O’Brien’s book delicately recalibrated my reading of Beckett’s books. Landscapes that once seemed abstract, strictly artistic creations, took on a more vivid reality, which in turn complimented the reality of Beckett’s characters. The novels in particular, especially the great trilogy, as well as the middle-period short fiction, took on an almost documentary quality. The comic suffering of humanity seemed newly vindicated. O’Brien’s method is never reductive. He writes: 

“That Dublin is a powerful influence, the point of commencement, in fact, of much of Beckett’s writing, is I think quite evident, but that influence itself would be insufficient to explain the genius of Beckett’s talent. After all, many fine Irish writers have this common background but have failed to achieve in their writing this `something’ that elevates Beckett’s work to an unusual pinnacle in art.” 

Last year, O’Brien published The Weight of Compassion and Other Essays (The Lilliput Press, Dublin), a collection evenly divided between O’Brien’s twin interests, literature and medicine. In the title essay he states, in a passage that refutes the slanderous commonplace that Beckett is a fashionable nihilist: 

“There are many facets to Samuel Beckett's writing -- humor, despair, love, poignancy, suffering -- but for me there is one dominant characteristic -- compassion, compassion for the human condition of existence.” 

As evidence, O’Brien marshals the plangent fourth “Addenda” from Watt (a footnote in the novel warns: “The following precious and illuminating material should be carefully studied.

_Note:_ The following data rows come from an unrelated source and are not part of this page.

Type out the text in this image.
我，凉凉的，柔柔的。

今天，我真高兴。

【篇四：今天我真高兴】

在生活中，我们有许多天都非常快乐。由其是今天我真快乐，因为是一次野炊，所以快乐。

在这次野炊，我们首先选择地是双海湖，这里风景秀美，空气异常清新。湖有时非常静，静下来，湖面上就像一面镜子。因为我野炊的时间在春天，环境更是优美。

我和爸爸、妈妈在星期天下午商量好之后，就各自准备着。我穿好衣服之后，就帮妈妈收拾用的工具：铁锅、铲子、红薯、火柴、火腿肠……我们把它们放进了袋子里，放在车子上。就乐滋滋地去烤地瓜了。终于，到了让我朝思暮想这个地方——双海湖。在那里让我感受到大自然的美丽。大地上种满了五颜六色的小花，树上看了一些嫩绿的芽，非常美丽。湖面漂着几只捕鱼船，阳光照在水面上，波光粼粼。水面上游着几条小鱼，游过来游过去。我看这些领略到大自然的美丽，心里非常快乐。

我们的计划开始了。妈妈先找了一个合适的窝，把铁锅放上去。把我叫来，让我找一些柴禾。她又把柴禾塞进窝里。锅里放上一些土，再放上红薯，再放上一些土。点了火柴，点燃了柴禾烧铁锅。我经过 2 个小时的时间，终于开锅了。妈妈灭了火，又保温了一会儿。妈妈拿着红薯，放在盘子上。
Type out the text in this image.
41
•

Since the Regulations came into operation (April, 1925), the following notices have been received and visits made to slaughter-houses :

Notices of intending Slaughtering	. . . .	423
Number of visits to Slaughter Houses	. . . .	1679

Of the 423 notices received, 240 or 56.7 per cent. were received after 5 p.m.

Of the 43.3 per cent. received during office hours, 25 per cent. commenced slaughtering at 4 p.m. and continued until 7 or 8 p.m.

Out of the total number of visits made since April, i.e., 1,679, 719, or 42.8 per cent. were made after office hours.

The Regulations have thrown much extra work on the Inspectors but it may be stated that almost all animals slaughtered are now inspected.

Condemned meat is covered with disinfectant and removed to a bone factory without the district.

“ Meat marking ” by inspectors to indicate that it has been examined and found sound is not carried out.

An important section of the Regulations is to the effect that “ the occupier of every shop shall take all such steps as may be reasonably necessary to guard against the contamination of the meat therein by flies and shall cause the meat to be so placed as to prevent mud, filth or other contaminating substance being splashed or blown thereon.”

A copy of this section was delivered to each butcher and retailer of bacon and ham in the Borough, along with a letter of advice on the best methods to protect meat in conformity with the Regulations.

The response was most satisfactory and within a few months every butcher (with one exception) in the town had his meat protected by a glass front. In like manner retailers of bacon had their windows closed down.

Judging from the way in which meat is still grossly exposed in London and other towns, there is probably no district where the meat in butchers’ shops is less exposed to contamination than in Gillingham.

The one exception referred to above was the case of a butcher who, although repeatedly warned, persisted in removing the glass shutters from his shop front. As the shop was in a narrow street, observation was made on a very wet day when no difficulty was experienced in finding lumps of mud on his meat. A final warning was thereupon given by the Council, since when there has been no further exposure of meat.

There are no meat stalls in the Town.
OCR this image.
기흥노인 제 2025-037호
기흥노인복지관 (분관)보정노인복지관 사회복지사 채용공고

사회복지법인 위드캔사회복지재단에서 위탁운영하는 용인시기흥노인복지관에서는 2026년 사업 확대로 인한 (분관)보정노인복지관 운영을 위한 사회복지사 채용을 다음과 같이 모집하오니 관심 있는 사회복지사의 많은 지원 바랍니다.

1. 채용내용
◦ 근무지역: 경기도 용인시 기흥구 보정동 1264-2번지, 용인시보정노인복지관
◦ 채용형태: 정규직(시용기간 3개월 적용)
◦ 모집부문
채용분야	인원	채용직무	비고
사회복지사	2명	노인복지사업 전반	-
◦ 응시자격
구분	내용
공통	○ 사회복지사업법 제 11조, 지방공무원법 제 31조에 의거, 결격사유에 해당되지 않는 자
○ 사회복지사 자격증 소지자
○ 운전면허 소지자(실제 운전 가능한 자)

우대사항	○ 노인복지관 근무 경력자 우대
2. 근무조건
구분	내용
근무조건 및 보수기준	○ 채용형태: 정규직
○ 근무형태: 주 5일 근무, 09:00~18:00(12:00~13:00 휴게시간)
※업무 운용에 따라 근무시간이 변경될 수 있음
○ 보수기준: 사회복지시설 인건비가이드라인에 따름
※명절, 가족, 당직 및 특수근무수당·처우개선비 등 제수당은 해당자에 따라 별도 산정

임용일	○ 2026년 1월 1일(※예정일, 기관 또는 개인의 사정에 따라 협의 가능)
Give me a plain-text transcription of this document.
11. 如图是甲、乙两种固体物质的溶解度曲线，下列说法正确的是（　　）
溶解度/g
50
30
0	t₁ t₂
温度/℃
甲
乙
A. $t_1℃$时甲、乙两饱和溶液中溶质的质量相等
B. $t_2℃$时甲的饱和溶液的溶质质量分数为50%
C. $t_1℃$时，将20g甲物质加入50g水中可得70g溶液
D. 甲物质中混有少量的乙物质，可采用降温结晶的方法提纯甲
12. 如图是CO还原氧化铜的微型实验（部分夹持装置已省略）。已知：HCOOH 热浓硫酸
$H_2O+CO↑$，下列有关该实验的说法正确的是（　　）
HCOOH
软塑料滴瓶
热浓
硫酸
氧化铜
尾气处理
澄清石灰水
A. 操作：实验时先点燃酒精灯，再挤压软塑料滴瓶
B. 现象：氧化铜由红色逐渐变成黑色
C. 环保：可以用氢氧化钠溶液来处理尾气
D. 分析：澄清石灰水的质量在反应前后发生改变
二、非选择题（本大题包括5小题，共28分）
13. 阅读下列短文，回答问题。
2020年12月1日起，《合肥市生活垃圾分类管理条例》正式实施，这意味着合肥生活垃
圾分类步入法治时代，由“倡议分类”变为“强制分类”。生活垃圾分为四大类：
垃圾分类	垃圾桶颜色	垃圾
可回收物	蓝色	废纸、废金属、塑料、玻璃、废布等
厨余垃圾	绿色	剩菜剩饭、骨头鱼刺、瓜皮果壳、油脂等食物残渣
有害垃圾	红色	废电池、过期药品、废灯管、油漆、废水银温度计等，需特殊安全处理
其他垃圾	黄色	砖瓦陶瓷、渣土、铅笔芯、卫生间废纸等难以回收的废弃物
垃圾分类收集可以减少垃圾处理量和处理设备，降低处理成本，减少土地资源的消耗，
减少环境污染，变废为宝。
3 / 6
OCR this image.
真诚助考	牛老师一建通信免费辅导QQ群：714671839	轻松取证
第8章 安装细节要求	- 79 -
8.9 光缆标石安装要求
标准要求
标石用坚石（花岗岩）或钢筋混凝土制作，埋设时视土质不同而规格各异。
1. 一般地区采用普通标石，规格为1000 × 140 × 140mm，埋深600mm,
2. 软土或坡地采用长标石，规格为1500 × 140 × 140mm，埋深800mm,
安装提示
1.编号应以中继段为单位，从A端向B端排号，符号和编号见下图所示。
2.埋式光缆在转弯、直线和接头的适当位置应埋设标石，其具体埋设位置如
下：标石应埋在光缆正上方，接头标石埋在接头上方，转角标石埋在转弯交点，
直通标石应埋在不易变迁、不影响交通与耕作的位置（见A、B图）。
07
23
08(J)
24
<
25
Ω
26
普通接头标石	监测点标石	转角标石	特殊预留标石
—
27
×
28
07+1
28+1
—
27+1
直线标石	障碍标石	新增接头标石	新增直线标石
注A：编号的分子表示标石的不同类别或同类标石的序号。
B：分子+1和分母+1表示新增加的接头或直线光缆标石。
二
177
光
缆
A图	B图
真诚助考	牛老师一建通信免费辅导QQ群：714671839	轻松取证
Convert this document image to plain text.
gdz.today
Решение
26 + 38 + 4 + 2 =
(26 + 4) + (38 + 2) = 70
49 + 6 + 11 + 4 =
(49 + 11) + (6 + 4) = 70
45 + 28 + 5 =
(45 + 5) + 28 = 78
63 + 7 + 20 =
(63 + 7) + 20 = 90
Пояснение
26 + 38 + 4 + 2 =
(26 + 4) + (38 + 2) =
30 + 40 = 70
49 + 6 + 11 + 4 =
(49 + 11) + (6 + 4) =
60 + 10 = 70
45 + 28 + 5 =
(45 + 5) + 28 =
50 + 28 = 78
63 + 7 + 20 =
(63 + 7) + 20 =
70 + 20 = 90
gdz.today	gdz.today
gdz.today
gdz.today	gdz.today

Only fatigue and disgust prevented its incorporation.”): 

“who may tell the tale
of the old man?
weigh absence in a scale?
mete want with a span?
the sum assess
of the world's woes?
nothingness
in words enclose?” 

Written in occupied France, where Beckett served in the Resistance, the fragment (like the novel, composed in English before his switch to French) is a pithy restatement of the themes that would occupy his postwar work. O’Brien uses the same fragment as his “Envoi” to The Beckett Country. In “The Weight of Compassion,” O’Brien says: 

“That Beckett should have postulated so demanding an avocatory vision was astounding; that he had the courage and discipline to fulfill it in every detail is testimony to the magnificence of his achievement.”